Brazilian Carnival has roots in ancient Roman and Greek festivals. Discover how a European celebration became the country’s biggest popular festivity.
Celebrated in the days leading up to Ash Wednesday, Carnival is directly linked to the Christian calendar and marks the period before the 40 days of Lent. The festival emerged as a rite of passage preceding Christian Lent, becoming a kind of “last breath” of flesh and worldly pleasures before spiritual retreat.
From Roman Saturnalia to the Christian calendar
The term’s origin possibly comes from the Latin carnem levare, or “to remove meat,” reinforcing the symbolic meaning of the farewell celebration before the period of fasting and penance. Despite its association with Christianity, the festival has even more ancient roots.
Before becoming part of the religious calendar, similar practices were already present in ancient celebrations, such as the Roman Saturnalia and rituals dedicated to Dionysus in Greece, marked by food, drink, and music.

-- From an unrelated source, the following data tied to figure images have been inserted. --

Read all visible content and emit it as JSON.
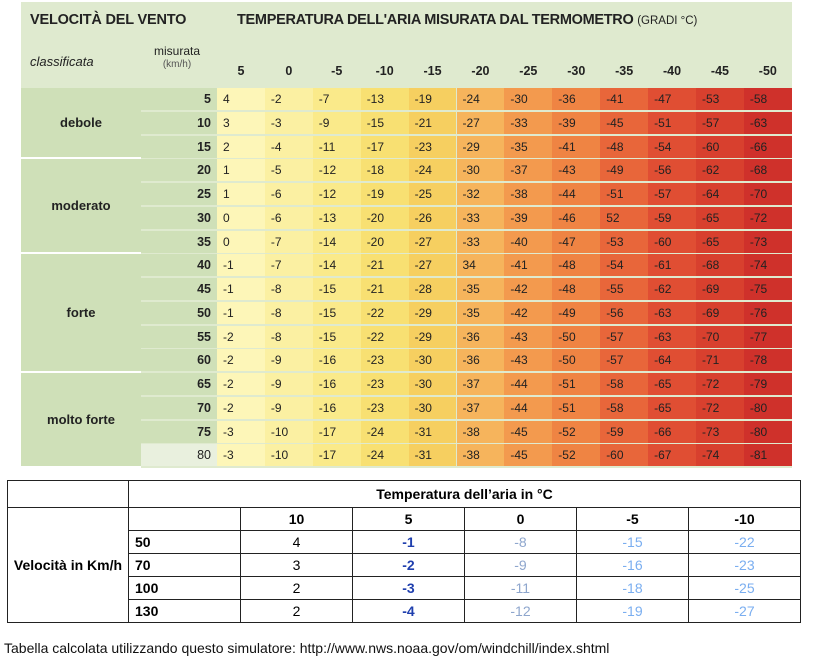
{
  "top_table": {
    "title_left": "VELOCITÀ DEL VENTO",
    "title_right": "TEMPERATURA DELL'ARIA MISURATA DAL TERMOMETRO",
    "title_right_unit": "(GRADI °C)",
    "label_classificata": "classificata",
    "label_misurata": "misurata",
    "label_unit": "(km/h)",
    "temperatures": [
      "5",
      "0",
      "-5",
      "-10",
      "-15",
      "-20",
      "-25",
      "-30",
      "-35",
      "-40",
      "-45",
      "-50"
    ],
    "categories": [
      {
        "name": "debole",
        "rows": [
          {
            "speed": "5",
            "values": [
              "4",
              "-2",
              "-7",
              "-13",
              "-19",
              "-24",
              "-30",
              "-36",
              "-41",
              "-47",
              "-53",
              "-58"
            ]
          },
          {
            "speed": "10",
            "values": [
              "3",
              "-3",
              "-9",
              "-15",
              "-21",
              "-27",
              "-33",
              "-39",
              "-45",
              "-51",
              "-57",
              "-63"
            ]
          },
          {
            "speed": "15",
            "values": [
              "2",
              "-4",
              "-11",
              "-17",
              "-23",
              "-29",
              "-35",
              "-41",
              "-48",
              "-54",
              "-60",
              "-66"
            ]
          }
        ]
      },
      {
        "name": "moderato",
        "rows": [
          {
            "speed": "20",
            "values": [
              "1",
              "-5",
              "-12",
              "-18",
              "-24",
              "-30",
              "-37",
              "-43",
              "-49",
              "-56",
              "-62",
              "-68"
            ]
          },
          {
            "speed": "25",
            "values": [
              "1",
              "-6",
              "-12",
              "-19",
              "-25",
              "-32",
              "-38",
              "-44",
              "-51",
              "-57",
              "-64",
              "-70"
            ]
          },
          {
            "speed": "30",
            "values": [
              "0",
              "-6",
              "-13",
              "-20",
              "-26",
              "-33",
              "-39",
              "-46",
              "52",
              "-59",
              "-65",
              "-72"
            ]
          },
          {
            "speed": "35",
            "values": [
              "0",
              "-7",
              "-14",
              "-20",
              "-27",
              "-33",
              "-40",
              "-47",
              "-53",
              "-60",
              "-65",
              "-73"
            ]
          }
        ]
      },
      {
        "name": "forte",
        "rows": [
          {
            "speed": "40",
            "values": [
              "-1",
              "-7",
              "-14",
              "-21",
              "-27",
              "34",
              "-41",
              "-48",
              "-54",
              "-61",
              "-68",
              "-74"
            ]
          },
          {
            "speed": "45",
            "values": [
              "-1",
              "-8",
              "-15",
              "-21",
              "-28",
              "-35",
              "-42",
              "-48",
              "-55",
              "-62",
              "-69",
              "-75"
            ]
          },
          {
            "speed": "50",
            "values": [
              "-1",
              "-8",
              "-15",
              "-22",
              "-29",
              "-35",
              "-42",
              "-49",
              "-56",
              "-63",
              "-69",
              "-76"
            ]
          },
          {
            "speed": "55",
            "values": [
              "-2",
              "-8",
              "-15",
              "-22",
              "-29",
              "-36",
              "-43",
              "-50",
              "-57",
              "-63",
              "-70",
              "-77"
            ]
          },
          {
            "speed": "60",
            "values": [
              "-2",
              "-9",
              "-16",
              "-23",
              "-30",
              "-36",
              "-43",
              "-50",
              "-57",
              "-64",
              "-71",
              "-78"
            ]
          }
        ]
      },
      {
        "name": "molto forte",
        "rows": [
          {
            "speed": "65",
            "values": [
              "-2",
              "-9",
              "-16",
              "-23",
              "-30",
              "-37",
              "-44",
              "-51",
              "-58",
              "-65",
              "-72",
              "-79"
            ]
          },
          {
            "speed": "70",
            "values": [
              "-2",
              "-9",
              "-16",
              "-23",
              "-30",
              "-37",
              "-44",
              "-51",
              "-58",
              "-65",
              "-72",
              "-80"
            ]
          },
          {
            "speed": "75",
            "values": [
              "-3",
              "-10",
              "-17",
              "-24",
              "-31",
              "-38",
              "-45",
              "-52",
              "-59",
              "-66",
              "-73",
              "-80"
            ]
          },
          {
            "speed": "80",
            "values": [
              "-3",
              "-10",
              "-17",
              "-24",
              "-31",
              "-38",
              "-45",
              "-52",
              "-60",
              "-67",
              "-74",
              "-81"
            ]
          }
        ]
      }
    ],
    "column_colors": [
      "#fdf6b8",
      "#fbf0a2",
      "#faea8a",
      "#f8e072",
      "#f6cf60",
      "#f6b45c",
      "#f39a4e",
      "#ef8443",
      "#e8663a",
      "#e04e33",
      "#d8402e",
      "#cf312b"
    ]
  },
  "bottom_table": {
    "header": "Temperatura dell’aria in °C",
    "row_label": "Velocità in Km/h",
    "temperatures": [
      "10",
      "5",
      "0",
      "-5",
      "-10"
    ],
    "rows": [
      {
        "speed": "50",
        "values": [
          "4",
          "-1",
          "-8",
          "-15",
          "-22"
        ]
      },
      {
        "speed": "70",
        "values": [
          "3",
          "-2",
          "-9",
          "-16",
          "-23"
        ]
      },
      {
        "speed": "100",
        "values": [
          "2",
          "-3",
          "-11",
          "-18",
          "-25"
        ]
      },
      {
        "speed": "130",
        "values": [
          "2",
          "-4",
          "-12",
          "-19",
          "-27"
        ]
      }
    ]
  },
  "footer": "Tabella calcolata utilizzando questo simulatore: http://www.nws.noaa.gov/om/windchill/index.shtml"
}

While everything seemed “allowed,” the festival also reinforced limits: it always ended with the beginning of Lent, as if to say: now it’s time to withdraw Ana Paula Aguiar, History author at Sistema de Ensino pH
The historian explains how the Church chose to reorganize, rather than eliminate, these popular traditions, integrating them into the Christian calendar.
From Portuguese Entrudo to samba schools
In Brazil, Carnival arrived during the colonial period, brought by the Portuguese through Entrudo, a popular practice that consisted of dirtying and wetting people in the streets. Although tolerated as a relief valve in a society marked by rigidity and inequality, Entrudo was also targeted by authorities, who considered it a “crude” celebration and attempted to ban it from the 19th century onward.

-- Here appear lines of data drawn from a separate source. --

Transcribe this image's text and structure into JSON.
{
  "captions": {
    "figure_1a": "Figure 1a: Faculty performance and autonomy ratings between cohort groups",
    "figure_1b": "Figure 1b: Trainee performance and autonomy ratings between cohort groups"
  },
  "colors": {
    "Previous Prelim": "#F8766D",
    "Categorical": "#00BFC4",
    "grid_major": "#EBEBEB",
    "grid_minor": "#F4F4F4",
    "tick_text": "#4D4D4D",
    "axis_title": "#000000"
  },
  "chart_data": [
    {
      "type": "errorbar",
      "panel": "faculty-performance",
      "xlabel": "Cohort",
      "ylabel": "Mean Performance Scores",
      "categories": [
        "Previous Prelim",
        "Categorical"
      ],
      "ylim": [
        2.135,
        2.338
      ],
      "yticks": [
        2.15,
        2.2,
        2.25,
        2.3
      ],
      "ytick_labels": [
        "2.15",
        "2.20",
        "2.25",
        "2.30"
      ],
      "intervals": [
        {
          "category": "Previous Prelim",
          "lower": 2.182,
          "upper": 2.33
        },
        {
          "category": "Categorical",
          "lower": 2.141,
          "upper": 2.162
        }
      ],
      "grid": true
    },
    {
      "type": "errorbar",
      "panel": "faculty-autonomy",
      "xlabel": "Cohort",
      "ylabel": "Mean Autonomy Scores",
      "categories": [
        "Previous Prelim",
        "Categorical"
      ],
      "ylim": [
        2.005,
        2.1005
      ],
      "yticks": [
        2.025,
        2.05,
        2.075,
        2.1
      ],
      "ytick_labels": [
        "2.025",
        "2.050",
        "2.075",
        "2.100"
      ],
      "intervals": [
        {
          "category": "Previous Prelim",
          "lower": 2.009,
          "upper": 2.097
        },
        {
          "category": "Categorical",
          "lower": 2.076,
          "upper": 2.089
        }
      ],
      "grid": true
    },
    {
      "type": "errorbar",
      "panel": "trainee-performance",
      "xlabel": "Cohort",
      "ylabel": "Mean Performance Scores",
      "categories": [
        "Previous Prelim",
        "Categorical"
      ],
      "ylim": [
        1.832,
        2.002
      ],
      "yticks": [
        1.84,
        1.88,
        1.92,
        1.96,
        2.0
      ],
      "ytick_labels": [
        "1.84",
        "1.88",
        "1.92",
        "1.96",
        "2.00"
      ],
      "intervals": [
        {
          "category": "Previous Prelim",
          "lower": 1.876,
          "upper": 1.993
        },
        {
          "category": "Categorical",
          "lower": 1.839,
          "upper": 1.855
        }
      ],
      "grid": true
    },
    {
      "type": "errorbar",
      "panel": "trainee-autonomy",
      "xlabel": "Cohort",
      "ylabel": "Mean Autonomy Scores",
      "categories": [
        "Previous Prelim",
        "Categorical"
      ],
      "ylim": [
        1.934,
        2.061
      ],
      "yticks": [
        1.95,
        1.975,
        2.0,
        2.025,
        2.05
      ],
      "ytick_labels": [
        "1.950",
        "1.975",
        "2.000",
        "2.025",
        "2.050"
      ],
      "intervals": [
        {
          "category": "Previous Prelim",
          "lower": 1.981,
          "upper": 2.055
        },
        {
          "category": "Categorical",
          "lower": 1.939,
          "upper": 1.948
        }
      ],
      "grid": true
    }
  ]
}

Over time, the celebration transformed and gained its own characteristics. The emergence of masked balls, street blocks, and later samba schools structured Carnival as an organized cultural manifestation. From the 20th century onward, samba took center stage, and the festival began engaging with social, historical, and political themes while maintaining its popular character.
Cultural heritage and Brazilian diversity
Today, the different ways of celebrating Carnival across the country reflect Brazilian cultural diversity. From Southeast parades to Northeastern sound trucks and manifestations like frevo and maracatu, the festival asserts itself as cultural heritage, preserving memories, popular knowledge, and forms of resistance that span generations.
More than a moment of revelry, Brazilian Carnival is a living expression of national history and identity that continues reinventing itself each year.